1.      My daughter loves pink, fluffy, sparkly princess stuff and I love my daughter.

2.      I trust my daughter—she is strong and smart and funny and, yes, beautiful, and none of this is diminished by her love of pink, fluffy, sparkly princess stuff.

3.      Princesses are to girls as superheroes are to boys. It’s a costume that makes them feel powerful and happy and fun.

4.      If she has decided that she loves everything princesses and we show our adult disdain for what pleases her, we do a little bit of damage to her confidence in what she believes and her trust in her own mind.

5.      Girls who dress-up like princesses don’t know that we’re worried about how they’ll dress in 15 years and we have no idea who they will become or how they will dress or whether how they’ll dress will have anything to do with who they’ll become.

6.      Wearing fancy dresses doesn’t hold them back one bit. They will still go on a Bear Hunt.
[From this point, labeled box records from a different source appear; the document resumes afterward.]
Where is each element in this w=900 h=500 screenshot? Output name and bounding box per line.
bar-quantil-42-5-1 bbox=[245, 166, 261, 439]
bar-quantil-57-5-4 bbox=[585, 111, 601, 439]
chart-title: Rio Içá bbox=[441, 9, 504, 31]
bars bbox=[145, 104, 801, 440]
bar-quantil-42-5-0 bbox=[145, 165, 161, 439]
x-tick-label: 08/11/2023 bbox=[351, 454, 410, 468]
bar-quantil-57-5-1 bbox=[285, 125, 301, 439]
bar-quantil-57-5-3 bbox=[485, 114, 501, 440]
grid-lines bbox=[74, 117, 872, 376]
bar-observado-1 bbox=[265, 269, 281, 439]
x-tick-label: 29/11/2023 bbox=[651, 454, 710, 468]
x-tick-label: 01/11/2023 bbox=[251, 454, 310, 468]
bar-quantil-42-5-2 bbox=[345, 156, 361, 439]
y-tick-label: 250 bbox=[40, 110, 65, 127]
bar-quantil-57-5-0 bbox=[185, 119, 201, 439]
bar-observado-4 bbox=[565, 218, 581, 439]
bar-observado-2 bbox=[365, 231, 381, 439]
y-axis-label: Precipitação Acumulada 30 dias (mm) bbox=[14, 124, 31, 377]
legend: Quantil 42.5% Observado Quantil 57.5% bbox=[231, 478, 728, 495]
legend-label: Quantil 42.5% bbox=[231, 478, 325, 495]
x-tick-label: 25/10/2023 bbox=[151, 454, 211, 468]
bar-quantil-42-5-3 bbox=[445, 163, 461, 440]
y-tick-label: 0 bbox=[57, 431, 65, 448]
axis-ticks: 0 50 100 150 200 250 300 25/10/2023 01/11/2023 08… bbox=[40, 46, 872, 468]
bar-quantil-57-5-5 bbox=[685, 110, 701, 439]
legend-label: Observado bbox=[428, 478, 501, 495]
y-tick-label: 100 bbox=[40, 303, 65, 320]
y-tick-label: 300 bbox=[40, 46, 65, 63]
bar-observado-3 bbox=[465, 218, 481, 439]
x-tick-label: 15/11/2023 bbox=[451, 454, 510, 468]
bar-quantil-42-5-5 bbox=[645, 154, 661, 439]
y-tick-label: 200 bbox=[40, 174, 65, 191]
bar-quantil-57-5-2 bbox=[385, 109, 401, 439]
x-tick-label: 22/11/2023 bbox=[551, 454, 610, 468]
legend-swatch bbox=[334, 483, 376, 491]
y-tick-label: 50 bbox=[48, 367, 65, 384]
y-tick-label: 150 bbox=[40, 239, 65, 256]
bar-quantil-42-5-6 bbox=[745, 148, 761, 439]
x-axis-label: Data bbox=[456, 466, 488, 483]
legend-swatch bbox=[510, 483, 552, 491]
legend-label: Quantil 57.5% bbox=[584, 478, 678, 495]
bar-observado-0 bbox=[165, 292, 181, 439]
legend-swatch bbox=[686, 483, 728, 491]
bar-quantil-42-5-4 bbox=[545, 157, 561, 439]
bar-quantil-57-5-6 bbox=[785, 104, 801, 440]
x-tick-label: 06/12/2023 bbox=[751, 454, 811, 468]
7.      Princess is just a jumping off point, they are never just-a-princess—add a cape or a hat or a cardboard box or a wand or boots or a mask or layer anything else on top of that fancy dress and you have a fairy-princess-ballerina or a princess magician or a princess-cowgirl or a princess-mommy or a princess who runs a lemonade stand or who takes a rocket ship to Mars or puts out a fire in a fancy, fancy way. Endless creativity is possible from here.

8.      Imaginary play is imaginary play is imaginary play, even when there are princesses. And creative dramatic play is important for kids—they have a lot of stories they need to tell.

9.      Princess stories are rewritten every time they are lived by strong, smart girls who are raised by parents who teach them that they are strong and smart and can do anything. And when we read those old princess stories that trouble us to our daughters, we get to talk about why they trouble us.

10.   Condescending to pink, fluffy, sparkly princess stuff shows our cultural bias against all things feminine and girly, and contributes to a world in which “gender-neutral” skews boyish and masculine and is never pink or purple. And that diminishes our daughters and our sons.